FLAIR FOR STYLE: Christie’s South Kensington plans to auction off the late American magazine publisher Fleur Cowles’ private collection, which spans fashion items, paintings and furniture.

Cowles was the creative force behind Flair magazine, a fashion and arts publication that only existed for one year between 1950 and 1951. She was part of London and New York’s social scene, and counted such friends as the Duke and Duchess of Windsor, Cary Grant and Princess Grace of Monaco.

The collection, which goes under the hammer on Nov. 23, offers a glimpse into Cowles’ private world and will include personal belongings from her fashionable flat at Albany in London’s Piccadilly.

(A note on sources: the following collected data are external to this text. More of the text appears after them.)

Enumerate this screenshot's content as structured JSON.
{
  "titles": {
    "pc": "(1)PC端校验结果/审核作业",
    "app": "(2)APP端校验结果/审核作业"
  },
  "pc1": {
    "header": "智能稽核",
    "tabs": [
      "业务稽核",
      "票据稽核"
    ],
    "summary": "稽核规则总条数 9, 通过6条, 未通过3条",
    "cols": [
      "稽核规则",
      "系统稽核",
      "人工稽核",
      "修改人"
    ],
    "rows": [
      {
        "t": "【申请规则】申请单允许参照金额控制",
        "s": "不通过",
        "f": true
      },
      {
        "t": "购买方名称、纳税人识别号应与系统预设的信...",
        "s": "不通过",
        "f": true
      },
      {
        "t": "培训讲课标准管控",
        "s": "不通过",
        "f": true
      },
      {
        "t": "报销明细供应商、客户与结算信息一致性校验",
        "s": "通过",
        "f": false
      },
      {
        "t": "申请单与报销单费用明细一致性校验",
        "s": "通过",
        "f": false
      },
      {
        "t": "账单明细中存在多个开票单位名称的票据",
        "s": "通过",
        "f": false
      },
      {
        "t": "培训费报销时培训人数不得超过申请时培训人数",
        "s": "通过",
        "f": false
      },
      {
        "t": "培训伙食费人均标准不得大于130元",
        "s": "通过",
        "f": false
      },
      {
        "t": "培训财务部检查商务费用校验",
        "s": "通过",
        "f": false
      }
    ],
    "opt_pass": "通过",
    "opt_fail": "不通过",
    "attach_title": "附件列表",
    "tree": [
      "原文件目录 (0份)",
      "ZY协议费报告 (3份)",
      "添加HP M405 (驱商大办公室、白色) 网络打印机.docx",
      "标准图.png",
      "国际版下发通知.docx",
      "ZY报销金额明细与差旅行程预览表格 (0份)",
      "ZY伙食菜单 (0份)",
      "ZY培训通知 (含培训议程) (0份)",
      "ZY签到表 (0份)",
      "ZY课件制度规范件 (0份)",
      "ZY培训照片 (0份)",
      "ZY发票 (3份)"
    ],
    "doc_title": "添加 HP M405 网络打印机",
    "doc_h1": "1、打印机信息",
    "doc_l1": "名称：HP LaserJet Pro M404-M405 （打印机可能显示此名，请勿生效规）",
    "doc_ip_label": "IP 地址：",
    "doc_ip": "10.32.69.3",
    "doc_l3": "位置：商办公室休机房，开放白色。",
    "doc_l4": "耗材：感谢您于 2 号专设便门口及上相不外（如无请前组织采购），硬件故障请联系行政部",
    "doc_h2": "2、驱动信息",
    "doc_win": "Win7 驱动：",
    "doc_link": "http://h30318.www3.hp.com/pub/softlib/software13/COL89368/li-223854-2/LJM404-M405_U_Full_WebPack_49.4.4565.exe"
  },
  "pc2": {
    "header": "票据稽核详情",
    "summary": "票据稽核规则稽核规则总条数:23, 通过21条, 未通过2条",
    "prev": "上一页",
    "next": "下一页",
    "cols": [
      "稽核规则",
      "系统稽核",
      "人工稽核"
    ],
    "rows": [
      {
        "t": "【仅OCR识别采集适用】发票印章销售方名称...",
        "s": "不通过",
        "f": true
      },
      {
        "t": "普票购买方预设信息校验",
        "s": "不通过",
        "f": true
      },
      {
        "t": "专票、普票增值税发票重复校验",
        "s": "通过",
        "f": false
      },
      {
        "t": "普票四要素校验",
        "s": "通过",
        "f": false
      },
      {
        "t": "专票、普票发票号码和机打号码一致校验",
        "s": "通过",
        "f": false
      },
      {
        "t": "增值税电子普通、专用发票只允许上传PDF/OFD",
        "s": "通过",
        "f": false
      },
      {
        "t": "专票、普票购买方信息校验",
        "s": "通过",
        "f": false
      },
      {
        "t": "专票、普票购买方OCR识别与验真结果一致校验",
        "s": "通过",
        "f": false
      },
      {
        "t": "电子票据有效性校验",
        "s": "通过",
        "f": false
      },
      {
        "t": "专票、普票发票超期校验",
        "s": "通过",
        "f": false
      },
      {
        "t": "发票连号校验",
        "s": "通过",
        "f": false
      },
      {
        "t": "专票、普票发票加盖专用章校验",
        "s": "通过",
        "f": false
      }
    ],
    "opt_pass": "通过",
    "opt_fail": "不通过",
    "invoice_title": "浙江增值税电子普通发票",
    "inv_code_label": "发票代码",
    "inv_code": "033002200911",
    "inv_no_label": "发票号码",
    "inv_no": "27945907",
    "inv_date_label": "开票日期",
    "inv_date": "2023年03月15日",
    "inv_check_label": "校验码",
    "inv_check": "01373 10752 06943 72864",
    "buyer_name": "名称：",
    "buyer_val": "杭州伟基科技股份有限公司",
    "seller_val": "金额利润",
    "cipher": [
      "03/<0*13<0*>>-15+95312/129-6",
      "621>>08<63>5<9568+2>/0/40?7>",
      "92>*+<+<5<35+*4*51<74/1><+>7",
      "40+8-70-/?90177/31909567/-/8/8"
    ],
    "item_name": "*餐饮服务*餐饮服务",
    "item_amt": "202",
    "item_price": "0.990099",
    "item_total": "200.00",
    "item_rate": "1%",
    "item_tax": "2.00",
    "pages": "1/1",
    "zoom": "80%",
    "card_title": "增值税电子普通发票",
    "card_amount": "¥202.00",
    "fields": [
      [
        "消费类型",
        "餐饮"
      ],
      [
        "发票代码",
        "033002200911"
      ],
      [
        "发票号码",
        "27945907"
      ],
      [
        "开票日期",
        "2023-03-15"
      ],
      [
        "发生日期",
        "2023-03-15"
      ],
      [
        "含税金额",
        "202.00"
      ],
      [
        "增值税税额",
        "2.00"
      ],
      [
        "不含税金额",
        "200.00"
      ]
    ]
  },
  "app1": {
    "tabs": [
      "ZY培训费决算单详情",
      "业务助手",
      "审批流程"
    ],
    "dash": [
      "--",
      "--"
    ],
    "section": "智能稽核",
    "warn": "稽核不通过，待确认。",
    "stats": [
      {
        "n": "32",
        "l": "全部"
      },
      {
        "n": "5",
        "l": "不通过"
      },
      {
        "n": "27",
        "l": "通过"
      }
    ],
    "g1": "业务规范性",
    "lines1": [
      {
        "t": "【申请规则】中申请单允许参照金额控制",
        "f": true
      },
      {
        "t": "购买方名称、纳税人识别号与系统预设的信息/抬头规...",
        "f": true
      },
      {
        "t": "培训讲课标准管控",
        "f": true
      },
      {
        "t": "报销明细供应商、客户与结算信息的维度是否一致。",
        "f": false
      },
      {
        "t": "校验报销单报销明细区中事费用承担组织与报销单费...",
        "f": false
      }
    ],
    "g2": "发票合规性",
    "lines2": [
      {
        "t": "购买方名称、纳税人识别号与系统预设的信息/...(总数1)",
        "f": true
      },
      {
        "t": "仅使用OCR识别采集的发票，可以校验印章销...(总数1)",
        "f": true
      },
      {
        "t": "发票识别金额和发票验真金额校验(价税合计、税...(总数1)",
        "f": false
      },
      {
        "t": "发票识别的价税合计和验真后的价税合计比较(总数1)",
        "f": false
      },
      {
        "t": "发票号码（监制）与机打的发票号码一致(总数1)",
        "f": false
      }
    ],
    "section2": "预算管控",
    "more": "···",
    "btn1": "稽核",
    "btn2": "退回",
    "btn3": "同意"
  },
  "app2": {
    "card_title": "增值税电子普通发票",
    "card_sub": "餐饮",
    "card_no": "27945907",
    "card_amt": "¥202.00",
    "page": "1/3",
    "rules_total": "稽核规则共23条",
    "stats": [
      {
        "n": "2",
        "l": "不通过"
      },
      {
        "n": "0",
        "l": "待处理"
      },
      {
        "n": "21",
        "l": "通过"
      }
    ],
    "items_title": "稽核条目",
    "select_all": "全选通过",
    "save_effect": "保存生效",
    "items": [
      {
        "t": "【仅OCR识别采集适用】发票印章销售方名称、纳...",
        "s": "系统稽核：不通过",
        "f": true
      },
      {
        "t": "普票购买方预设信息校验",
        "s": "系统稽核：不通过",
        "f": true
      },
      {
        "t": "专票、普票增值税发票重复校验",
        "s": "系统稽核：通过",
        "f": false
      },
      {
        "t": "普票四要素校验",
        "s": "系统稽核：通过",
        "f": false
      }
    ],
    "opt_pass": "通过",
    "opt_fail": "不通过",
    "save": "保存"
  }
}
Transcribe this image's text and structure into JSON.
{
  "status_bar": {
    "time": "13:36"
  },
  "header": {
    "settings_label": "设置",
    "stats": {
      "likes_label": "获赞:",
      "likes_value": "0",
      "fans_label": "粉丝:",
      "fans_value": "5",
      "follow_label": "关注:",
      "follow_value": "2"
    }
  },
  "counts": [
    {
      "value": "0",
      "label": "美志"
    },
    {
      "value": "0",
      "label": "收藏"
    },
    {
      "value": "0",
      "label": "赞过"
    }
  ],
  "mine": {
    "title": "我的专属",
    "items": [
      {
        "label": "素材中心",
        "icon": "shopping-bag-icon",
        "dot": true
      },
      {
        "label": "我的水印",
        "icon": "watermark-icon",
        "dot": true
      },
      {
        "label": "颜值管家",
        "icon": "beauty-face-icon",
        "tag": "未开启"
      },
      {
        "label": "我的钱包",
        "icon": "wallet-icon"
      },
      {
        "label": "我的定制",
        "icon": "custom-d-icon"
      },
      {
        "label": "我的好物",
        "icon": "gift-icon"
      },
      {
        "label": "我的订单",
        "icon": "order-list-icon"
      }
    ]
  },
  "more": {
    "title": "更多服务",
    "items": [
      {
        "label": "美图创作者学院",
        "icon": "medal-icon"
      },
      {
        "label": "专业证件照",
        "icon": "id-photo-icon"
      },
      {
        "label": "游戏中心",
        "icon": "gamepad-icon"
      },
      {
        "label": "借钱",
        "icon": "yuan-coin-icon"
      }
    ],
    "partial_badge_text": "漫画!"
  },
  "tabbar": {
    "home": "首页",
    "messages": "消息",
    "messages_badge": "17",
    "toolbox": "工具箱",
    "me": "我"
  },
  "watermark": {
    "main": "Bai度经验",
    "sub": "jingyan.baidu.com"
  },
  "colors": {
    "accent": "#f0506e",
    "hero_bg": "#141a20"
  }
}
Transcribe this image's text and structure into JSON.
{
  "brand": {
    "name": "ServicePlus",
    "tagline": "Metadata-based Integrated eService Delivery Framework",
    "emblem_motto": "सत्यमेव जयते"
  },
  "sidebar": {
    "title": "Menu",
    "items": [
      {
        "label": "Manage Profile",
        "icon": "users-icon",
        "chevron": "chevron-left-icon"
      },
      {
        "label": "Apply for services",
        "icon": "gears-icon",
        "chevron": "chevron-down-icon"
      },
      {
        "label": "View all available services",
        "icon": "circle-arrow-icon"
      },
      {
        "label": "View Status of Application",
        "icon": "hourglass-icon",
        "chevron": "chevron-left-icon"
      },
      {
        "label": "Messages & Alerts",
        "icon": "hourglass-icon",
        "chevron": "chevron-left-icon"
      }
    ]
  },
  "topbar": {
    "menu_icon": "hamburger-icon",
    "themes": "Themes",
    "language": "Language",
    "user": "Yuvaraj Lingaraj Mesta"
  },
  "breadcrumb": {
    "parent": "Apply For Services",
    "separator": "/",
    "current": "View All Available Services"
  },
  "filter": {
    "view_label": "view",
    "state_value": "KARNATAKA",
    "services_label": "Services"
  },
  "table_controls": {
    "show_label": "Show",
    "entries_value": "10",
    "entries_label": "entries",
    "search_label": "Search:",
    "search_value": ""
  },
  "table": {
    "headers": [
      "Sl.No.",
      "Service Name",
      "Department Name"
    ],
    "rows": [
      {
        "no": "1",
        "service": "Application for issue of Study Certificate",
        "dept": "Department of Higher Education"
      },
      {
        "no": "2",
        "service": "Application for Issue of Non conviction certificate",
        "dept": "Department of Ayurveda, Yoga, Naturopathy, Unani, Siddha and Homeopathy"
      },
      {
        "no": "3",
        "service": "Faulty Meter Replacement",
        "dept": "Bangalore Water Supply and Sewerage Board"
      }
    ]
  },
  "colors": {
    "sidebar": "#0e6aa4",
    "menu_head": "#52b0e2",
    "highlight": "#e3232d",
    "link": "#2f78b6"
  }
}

Fashion items include a tweed skirt suit by Chanel and hats by Christian Dior created for Flair in the Fifties.

Notable artworks include a portrait of Cowles by René Gruau, the illustrator known for his work with Christian Dior, and a pen-and-ink painting by Picasso titled”Tureau,” which is the most valuable item in the collection, estimated to sell at 20,000 pounds, or $24,377, at current exchange.

Furniture and interior items give a taste of Cowles’ colorful aesthetic and penchant for embellishment. Highlights include embroidered carpets, playful figurines by Paul Philippe from the 19th century, a Belgian sculpted gilded marble table, and porcelain chandeliers.

During the year that Cowles edited and published Flair – after convincing her husband to finance it – she published works by the likes of Simone de Beauvoir, Eleanor Roosevelt and Lucian Freud. The magazine had a strong circulation, but its lifespan was short due to the colossal costs of a series of special features, such as embossed covers and gatefold pages.

In 1996, she worked with Rizzoli to publish “The Best of Flair,” a compilation of the magazine’s most lively content and a look back at her life as an editor and publisher.

“Few women have lived more multiple lives than I have, as editor; as an American president’s personal representative, decorated by six governments; as a writer of 13 books and contributor to 6 others, as a painter with 51 one-man exhibitions throughout the world; patron of the arts and sciences, irrepressible traveler and more importantly, friend-gatherer,” Cowles wrote in the book.

According to Wikipedia, she represented President Dwight D. Eisenhower at the coronation of Elizabeth II.